Oh, God! there over him leant Isobel, clad in a nurse's robes--yes, Isobel--unless he were mad.
Next moment he knew that he was not mad, for she said one word, only one, but it was enough.
"Godfrey!"
"Isobel!" he gasped. "Is it you?"
She made no answer, at least in words. Only she bent down and kissed him on the lips.
"You mustn't do that," he whispered. "Remember--our promise?"
"I remember," she answered. "Am I likely to forget? It was that you would never see me nor come into this house while my father lived.
Well, he died a month ago." Then a doubt struck her, and she added swiftly: "Didn't you want to come here?"
"Want, Isobel! What else have I wanted for ten years? But I didn't know; my coming here was just an accident."
"Are there such things as accidents?" she queried. "Was it an accident when twenty years ago I found you sleeping in the schoolroom at the Abbey and kissed you on the forehead, or when I found you sleeping a few minutes ago twenty whole years later--?" and she paused.
"And kissed me--/not/ upon the forehead," said Godfrey reflective, adding, "I never knew about that first kiss.

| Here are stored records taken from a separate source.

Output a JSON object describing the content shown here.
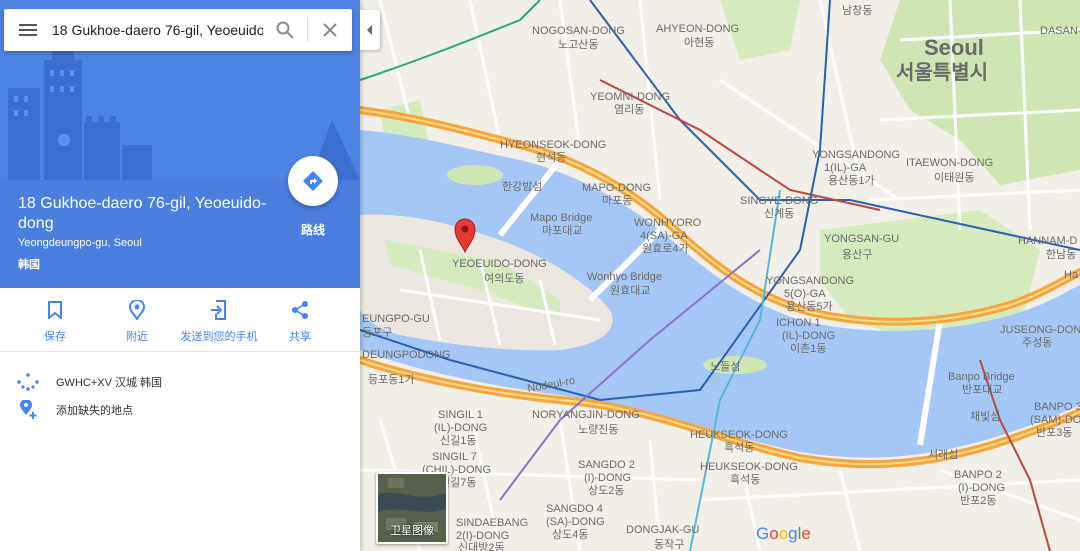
{
  "search": {
    "value": "18 Gukhoe-daero 76-gil, Yeoeuido-dong",
    "menu_icon": "hamburger-icon",
    "search_icon": "search-icon",
    "close_icon": "close-icon"
  },
  "place": {
    "title": "18 Gukhoe-daero 76-gil, Yeoeuido-dong",
    "subtitle": "Yeongdeungpo-gu, Seoul",
    "country": "韩国",
    "directions_label": "路线"
  },
  "actions": [
    {
      "label": "保存",
      "icon": "bookmark-icon"
    },
    {
      "label": "附近",
      "icon": "nearby-pin-icon"
    },
    {
      "label": "发送到您的手机",
      "icon": "send-to-phone-icon"
    },
    {
      "label": "共享",
      "icon": "share-icon"
    }
  ],
  "info": {
    "plus_code": "GWHC+XV 汉城 韩国",
    "add_missing": "添加缺失的地点"
  },
  "map": {
    "labels": {
      "seoul_en": "Seoul",
      "seoul_ko": "서울특별시",
      "nogosan_en": "NOGOSAN-DONG",
      "nogosan_ko": "노고산동",
      "ahyeon_en": "AHYEON-DONG",
      "ahyeon_ko": "아현동",
      "dasan_en": "DASAN-",
      "namsan_ko": "남창동",
      "yeomni_en": "YEOMNI-DONG",
      "yeomni_ko": "염리동",
      "hyeonseok_en": "HYEONSEOK-DONG",
      "hyeonseok_ko": "현석동",
      "hangang_ko": "한강밤섬",
      "mapo_en": "MAPO-DONG",
      "mapo_ko": "마포동",
      "mapo_bridge_en": "Mapo Bridge",
      "mapo_bridge_ko": "마포대교",
      "wonhyoro_en": "WONHYORO",
      "wonhyoro_en2": "4(SA)-GA",
      "wonhyoro_ko": "원효로4가",
      "yongsan1_en": "YONGSANDONG",
      "yongsan1_en2": "1(IL)-GA",
      "yongsan1_ko": "용산동1가",
      "itaewon_en": "ITAEWON-DONG",
      "itaewon_ko": "이태원동",
      "singye_en": "SINGYE-DONG",
      "singye_ko": "신계동",
      "yongsangu_en": "YONGSAN-GU",
      "yongsangu_ko": "용산구",
      "hannam_en": "HANNAM-D",
      "hannam_ko": "한남동",
      "ha": "Ha",
      "yeoeuido_en": "YEOEUIDO-DONG",
      "yeoeuido_ko": "여의도동",
      "wonhyo_bridge_en": "Wonhyo Bridge",
      "wonhyo_bridge_ko": "원효대교",
      "yongsan5_en": "YONGSANDONG",
      "yongsan5_en2": "5(O)-GA",
      "yongsan5_ko": "용산동5가",
      "ichon_en": "ICHON 1",
      "ichon_en2": "(IL)-DONG",
      "ichon_ko": "이촌1동",
      "jugseong_en": "JUSEONG-DONG",
      "jugseong_ko": "주성동",
      "deungpo_en": "EUNGPO-GU",
      "deungpo_ko": "등포구",
      "nodeul_ko": "노들섬",
      "banpo_bridge_en": "Banpo Bridge",
      "banpo_bridge_ko": "반포대교",
      "chaebit_ko": "채빛섬",
      "deungpodong_en": "DEUNGPODONG",
      "deungpodong_ko": "등포동1가",
      "nodeul_ro": "Nodeul-ro",
      "singil1_en": "SINGIL 1",
      "singil1_en2": "(IL)-DONG",
      "singil1_ko": "신길1동",
      "noryangjin_en": "NORYANGJIN-DONG",
      "noryangjin_ko": "노량진동",
      "heukseok_en": "HEUKSEOK-DONG",
      "heukseok_ko": "흑석동",
      "banpo3_en": "BANPO 3",
      "banpo3_en2": "(SAM)-DO",
      "banpo3_ko": "반포3동",
      "seorae_ko": "서래섬",
      "singil7_en": "SINGIL 7",
      "singil7_en2": "(CHIL)-DONG",
      "singil7_ko": "신길7동",
      "sangdo2_en": "SANGDO 2",
      "sangdo2_en2": "(I)-DONG",
      "sangdo2_ko": "상도2동",
      "heukseok2_en": "HEUKSEOK-DONG",
      "heukseok2_ko": "흑석동",
      "banpo2_en": "BANPO 2",
      "banpo2_en2": "(I)-DONG",
      "banpo2_ko": "반포2동",
      "sindaebang_en": "SINDAEBANG",
      "sindaebang_en2": "2(I)-DONG",
      "sindaebang_ko": "신대방2동",
      "sangdo4_en": "SANGDO 4",
      "sangdo4_en2": "(SA)-DONG",
      "sangdo4_ko": "상도4동",
      "dongjak_en": "DONGJAK-GU",
      "dongjak_ko": "동작구"
    },
    "satellite_label": "卫星图像",
    "logo": "Google",
    "colors": {
      "water": "#a4c7f5",
      "land": "#f2efe9",
      "park": "#cfe6b4",
      "highway": "#f7a43b",
      "accent": "#4a7fe0",
      "pin": "#e53935"
    }
  }
}
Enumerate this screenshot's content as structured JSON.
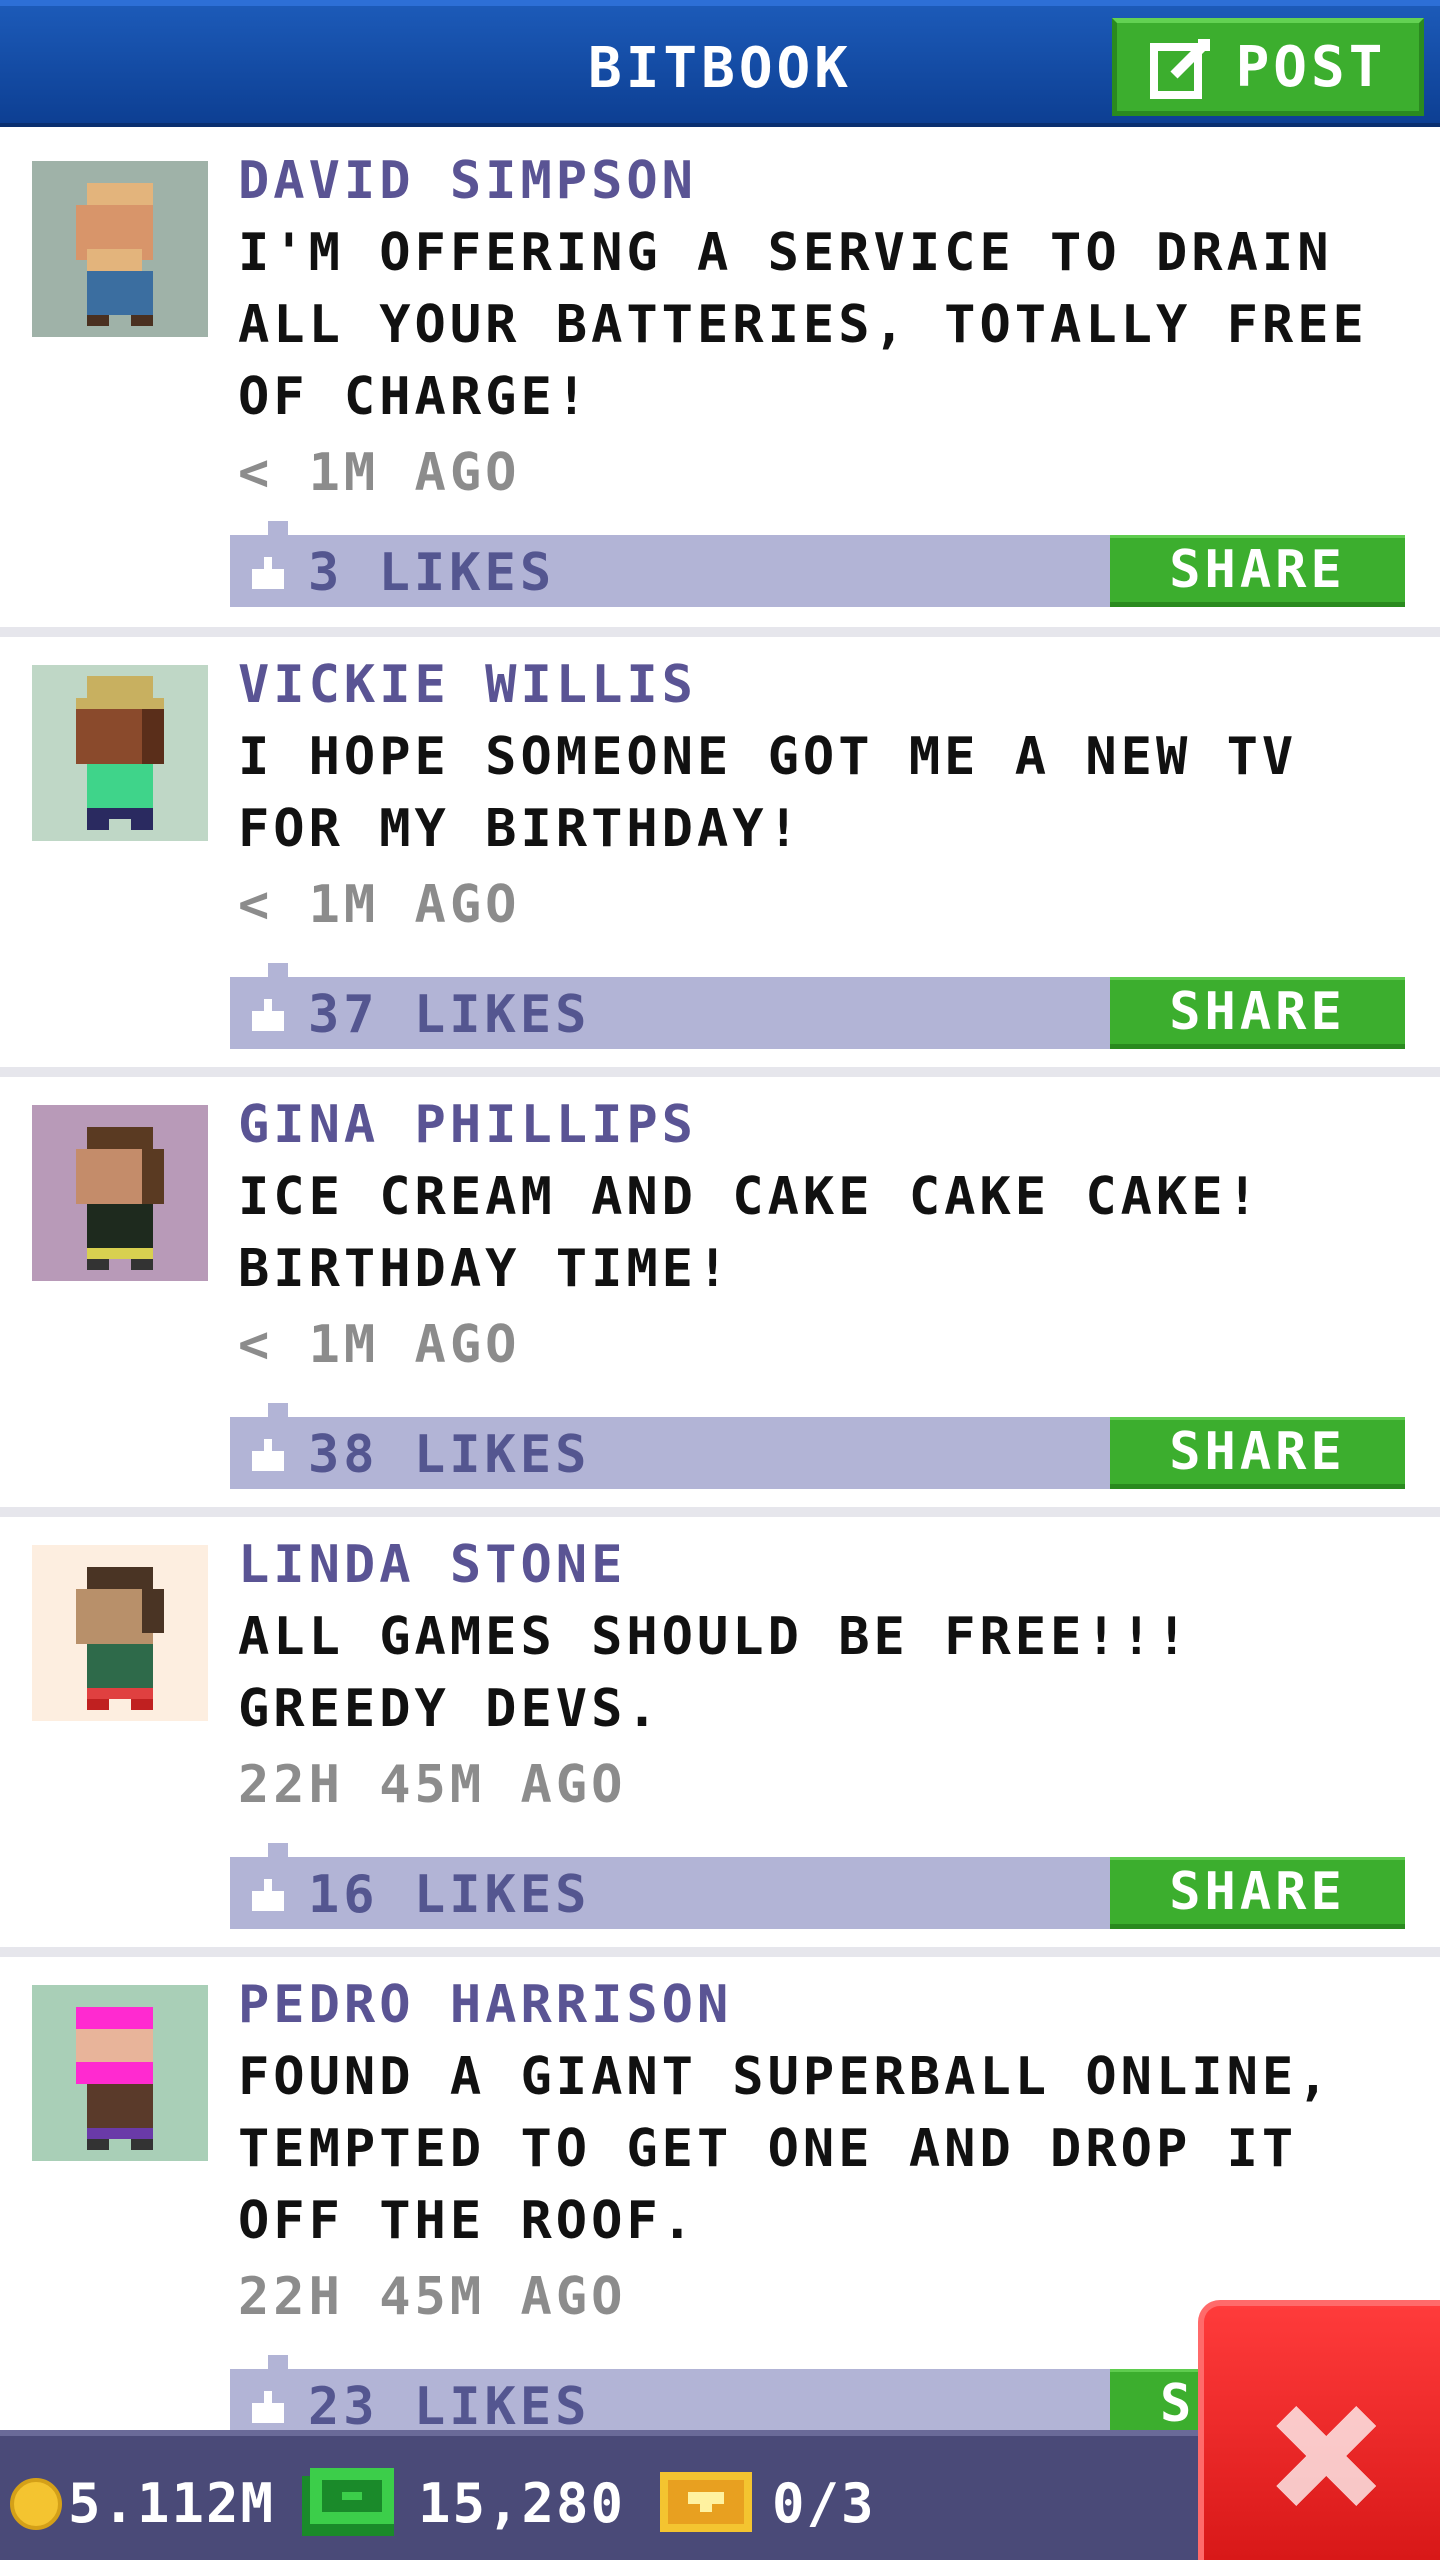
{
  "header": {
    "title": "BITBOOK",
    "post_label": "POST",
    "post_icon": "compose-icon"
  },
  "feed": [
    {
      "name": "DAVID SIMPSON",
      "text": "I'M OFFERING A SERVICE TO DRAIN ALL YOUR BATTERIES, TOTALLY FREE OF CHARGE!",
      "time": "< 1M AGO",
      "likes": "3 LIKES",
      "share": "SHARE",
      "avatar_bg": "#9fb2a8"
    },
    {
      "name": "VICKIE WILLIS",
      "text": "I HOPE SOMEONE GOT ME A NEW TV FOR MY BIRTHDAY!",
      "time": "< 1M AGO",
      "likes": "37 LIKES",
      "share": "SHARE",
      "avatar_bg": "#bfd7c6"
    },
    {
      "name": "GINA PHILLIPS",
      "text": "ICE CREAM AND CAKE CAKE CAKE! BIRTHDAY TIME!",
      "time": "< 1M AGO",
      "likes": "38 LIKES",
      "share": "SHARE",
      "avatar_bg": "#b89ab8"
    },
    {
      "name": "LINDA STONE",
      "text": "ALL GAMES SHOULD BE FREE!!! GREEDY DEVS.",
      "time": "22H 45M AGO",
      "likes": "16 LIKES",
      "share": "SHARE",
      "avatar_bg": "#fdeee0"
    },
    {
      "name": "PEDRO HARRISON",
      "text": "FOUND A GIANT SUPERBALL ONLINE, TEMPTED TO GET ONE AND DROP IT OFF THE ROOF.",
      "time": "22H 45M AGO",
      "likes": "23 LIKES",
      "share": "S",
      "avatar_bg": "#a9cfb7"
    }
  ],
  "status_bar": {
    "coins": "5.112M",
    "bux": "15,280",
    "tickets": "0/3"
  },
  "close_icon": "close-icon",
  "colors": {
    "header": "#1b57b3",
    "green": "#3cae2e",
    "like_bar": "#b2b4d6",
    "name": "#5a5494",
    "close": "#e82222"
  }
}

Thank you for it."
"Not upon the forehead," she repeated after him, colouring a little.
"You see I have faith and take a great deal for granted. If I should be mistaken----"
"Oh! don't trouble about that," he broke in, "because you know it couldn't be. Ten years, or ten thousand, and it would make no difference."
"I wonder," she mused, "oh! how I wonder. Do you think it possible that we shall be living ten thousand years hence?"
"Quite," he answered with cheerful assurance, "much more possible than that I should be living to-day. What's ten thousand years? It's quite a hundred thousand since I saw you."
"Don't laugh at me," she exclaimed.
"Why not, dear, when there's nothing in the whole world at which I wouldn't laugh at just now? although I would rather look at you. Also I wasn't laughing, I was loving, and when one is loving very much, the truth comes out."
"Then you really think it true--about the ten thousand years, I mean?"